In 1947, Richard Yoakam graduated from the University of Iowa into the mess of a new medium. To fix it, the FCC imposed a freeze on television licenses in 1948, soon after Dick became a reporter and newscaster for WHO, the NBC affiliate in Des Moines.
In 1950, he became news director for KCRG-TV, the ABC affiliate in Cedar Rapids. He was responsible for the development of television news and the construction and operation of KCRG-TV as the freeze ended in 1952 and television took off. When he began his broadcast career, fewer than 100 television stations were on the air in the United States and less than 10 percent of families had TV sets.
When he left to become an assistant professor in IU’s departments of journalism and radio and television in 1957, about 450 stations were on the air and 70 percent of families had sets.

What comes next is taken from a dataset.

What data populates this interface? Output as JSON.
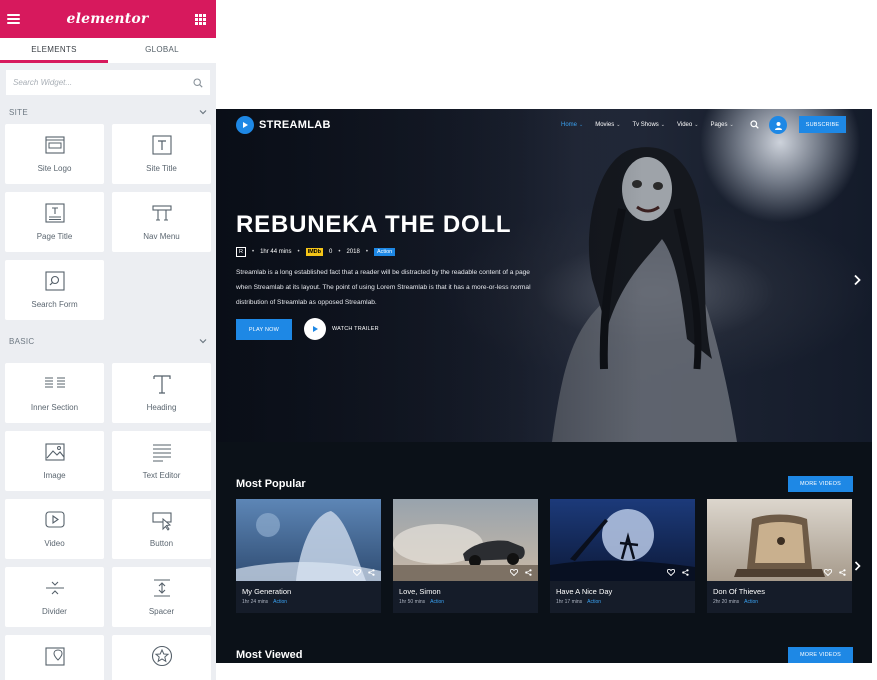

Yoakam put broadcast news into the curriculum of the departments of journalism and radio and television, and designed the facilities for teaching television news reporting and editing in the renovated Ernie Pyle Hall in 1975. In the late 1960s, he was one of the architects of a farseeing reconception of the journalism major. Anticipating change in media ownership and communication technologies by the end of the 20th century, he and his colleagues developed a core curriculum that balanced instruction in knowledge, skills and professional values required of all majors, irrespective of their interest in a particular medium or professional craft.
His stature in television news helped launch careers, Jane Pauley’s notable among them. Throughout the 1960s and 1970s, he returned to the news room for professional refreshment, as a news editor in the New York headquarters and in the Washington bureau of NBC. He was Indiana state manager of election coverage for NBC from 1964 to 1976. He co-chaired the awards committee of the Radio Television News Directors Association for more than 20 years and was a juror for the Alfred I. DuPont Survey of Broadcasting from 1978 to 1985.
For his contributions to the profession and to journalism education, Yoakam received the IU Alumni Association Distinguished Teaching Award in 1983, was elected to the Indiana Journalism Hall of Fame in 1985, and was chosen as the 1985 Distinguished Broadcast Journalism Educator by the Association for Education in Journalism and Mass Communication.
A few years after he retired in 1989, loyal students established the Dick Yoakam Broadcast Journalism Scholarship, to which Dick and his wife, Mary Bob, also contributed generously. Their concern for the school and Indiana University never wavered.